Great LGBT movies come in all shapes and sizes. We decided to highlight one for each letter of the acronym:
L: The Kids Are All Right – Lisa Cholodenko’s movie about two lesbian Moms raising teenage kids broke all kinds of barriers and box office records. Annette Benning and Julianne Moore star.
G: I Do – David W. Ross’s indie script digs deep into the issues of transnational same-sex relationships and immigration. Glen Gaylord directs this heart-felt, feel good love story.
B: Kissing Jessica Stein (2002) – A woman searching for the perfect man instead discovers the perfect woman in this romantic comedy written by Heather Juergensen, Jennifer Westfeldt and directed by Charles Herman-Wurmfeld.
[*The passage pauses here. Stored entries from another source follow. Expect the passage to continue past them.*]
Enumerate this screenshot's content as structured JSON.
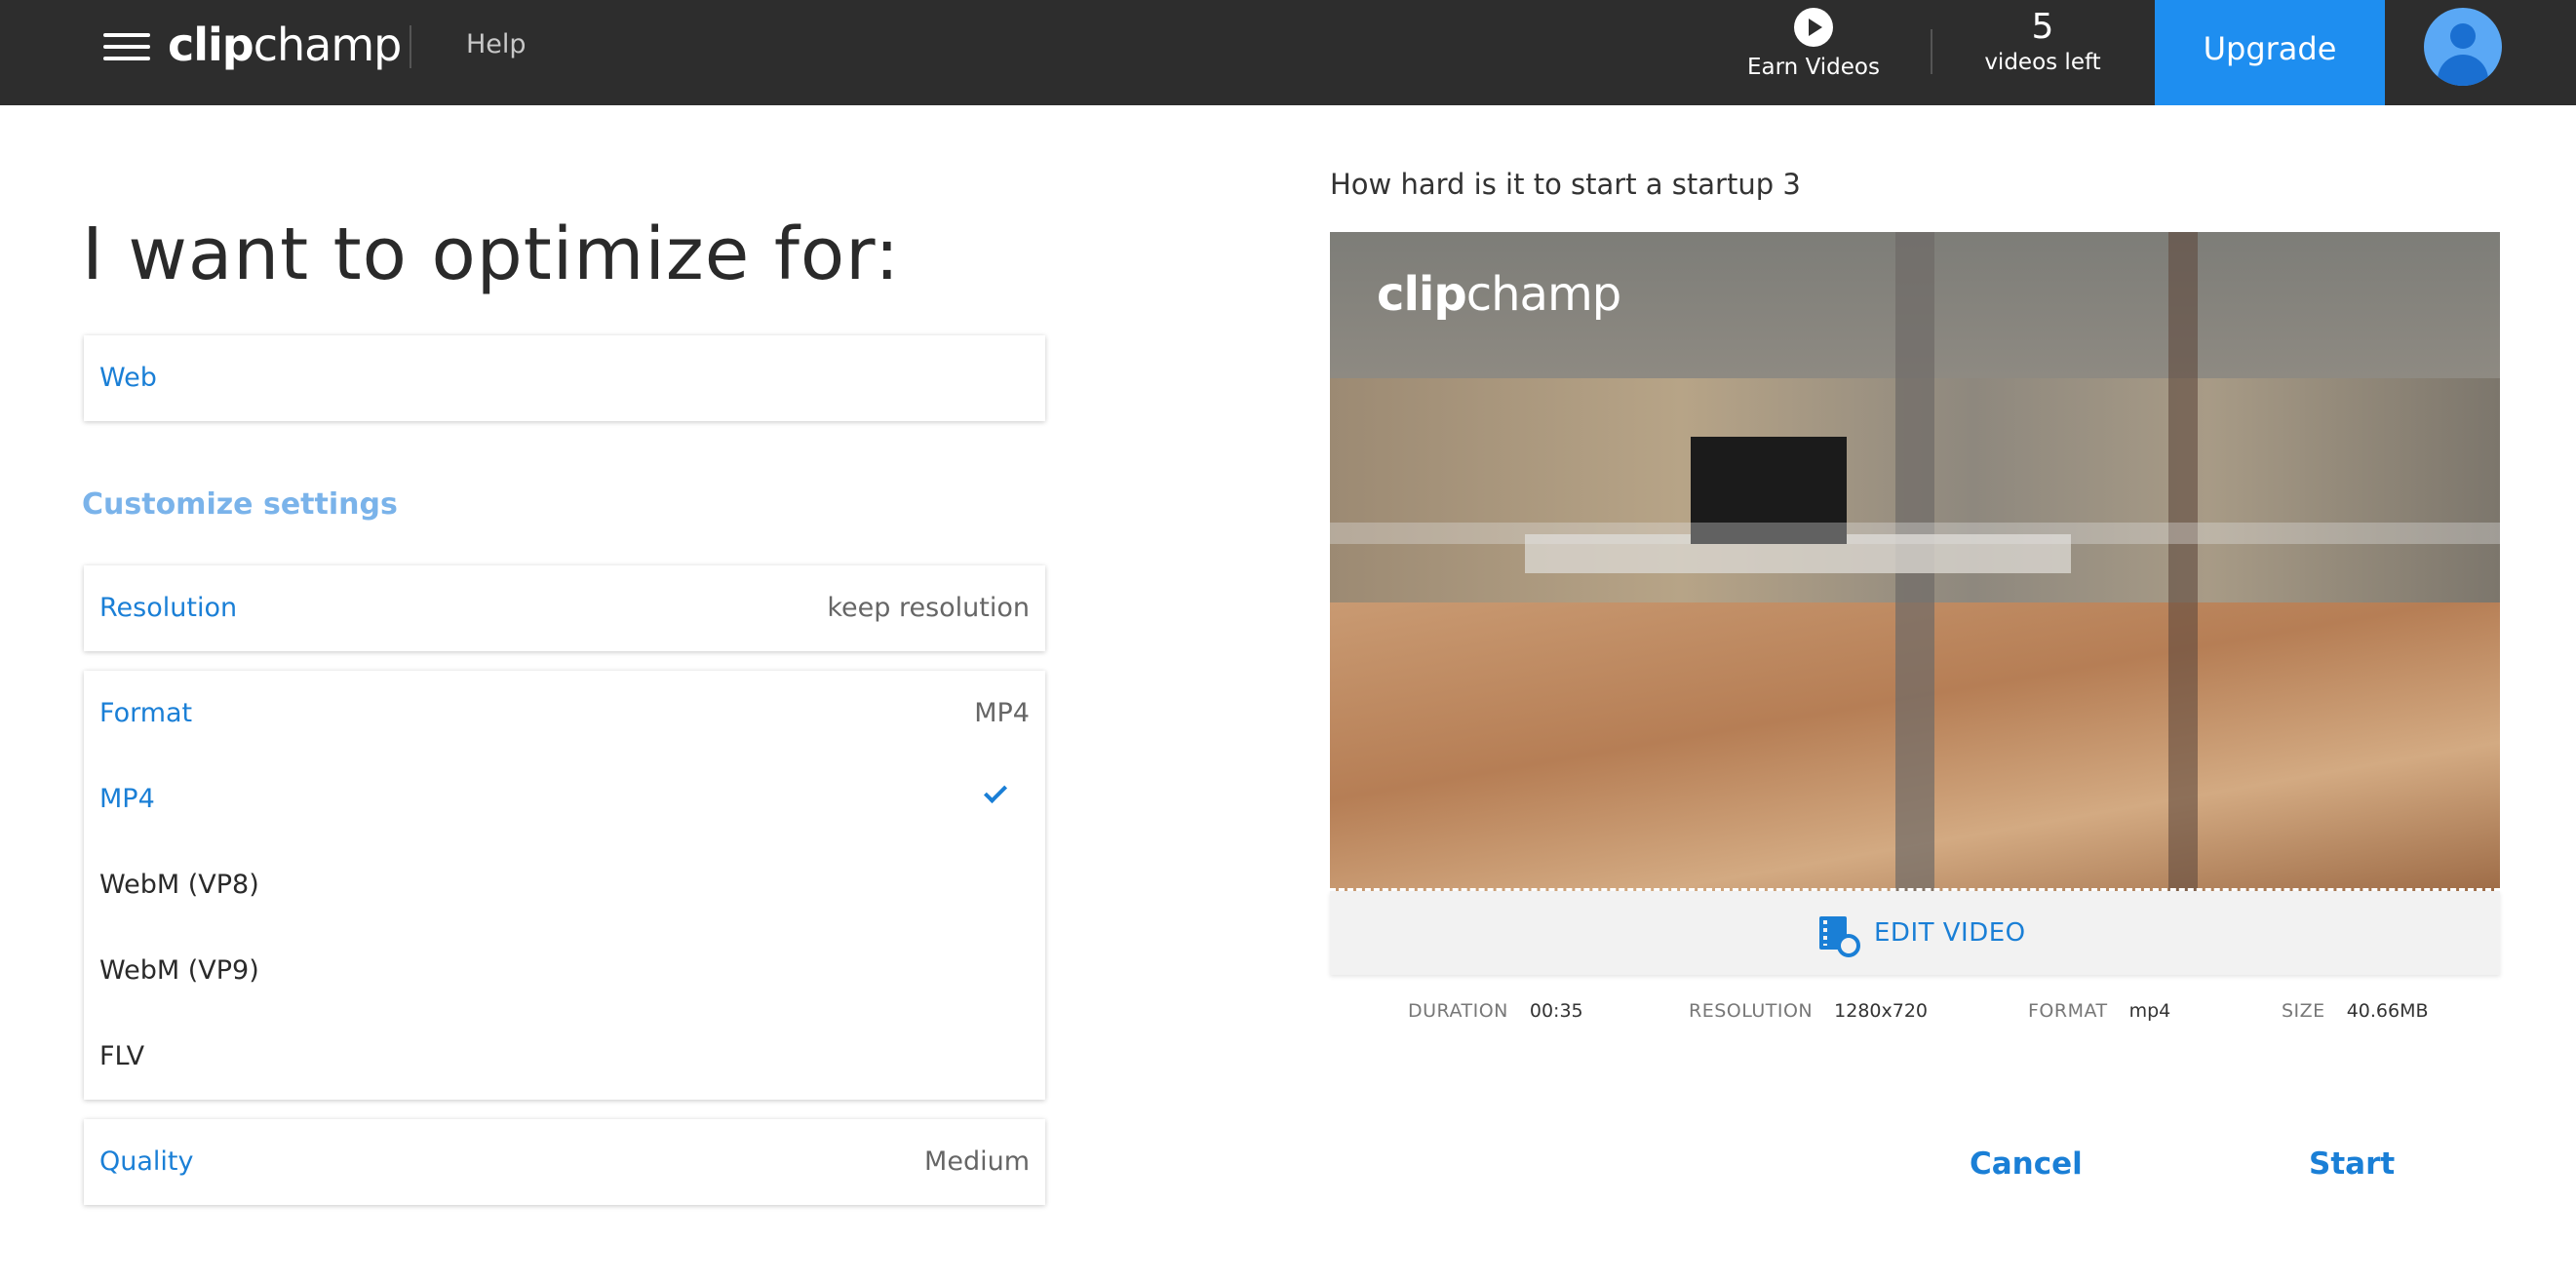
{
  "header": {
    "logo_clip": "clip",
    "logo_champ": "champ",
    "help": "Help",
    "earn_videos": "Earn Videos",
    "videos_count": "5",
    "videos_left_label": "videos left",
    "upgrade": "Upgrade"
  },
  "main": {
    "title": "I want to optimize for:",
    "optimize_option": "Web",
    "customize_label": "Customize settings",
    "resolution": {
      "label": "Resolution",
      "value": "keep resolution"
    },
    "format": {
      "label": "Format",
      "value": "MP4",
      "options": [
        {
          "label": "MP4",
          "selected": true
        },
        {
          "label": "WebM (VP8)",
          "selected": false
        },
        {
          "label": "WebM (VP9)",
          "selected": false
        },
        {
          "label": "FLV",
          "selected": false
        }
      ]
    },
    "quality": {
      "label": "Quality",
      "value": "Medium"
    }
  },
  "preview": {
    "title": "How hard is it to start a startup 3",
    "watermark_clip": "clip",
    "watermark_champ": "champ",
    "edit_video": "EDIT VIDEO",
    "meta": {
      "duration_label": "DURATION",
      "duration": "00:35",
      "resolution_label": "RESOLUTION",
      "resolution": "1280x720",
      "format_label": "FORMAT",
      "format": "mp4",
      "size_label": "SIZE",
      "size": "40.66MB"
    }
  },
  "actions": {
    "cancel": "Cancel",
    "start": "Start"
  },
  "colors": {
    "topbar": "#2d2d2d",
    "accent": "#1e8ef0",
    "link": "#1a7fd6",
    "customize": "#7ab3ea"
  }
}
T: Boys Don’t Cry (1999) – Hillary Swank won the Oscar. Kimberly Peirce directs. Based on the true story of transgendered youth Brandon Teena who convinces himself he can survive amongst bigoted, small-minded people after transitioning from female to male.
And if you’d like to do some reading may we suggest the seminal work on LGBT characters in film, Vito Russo’s The Celluloid Closet available in the upper stacks of the main library.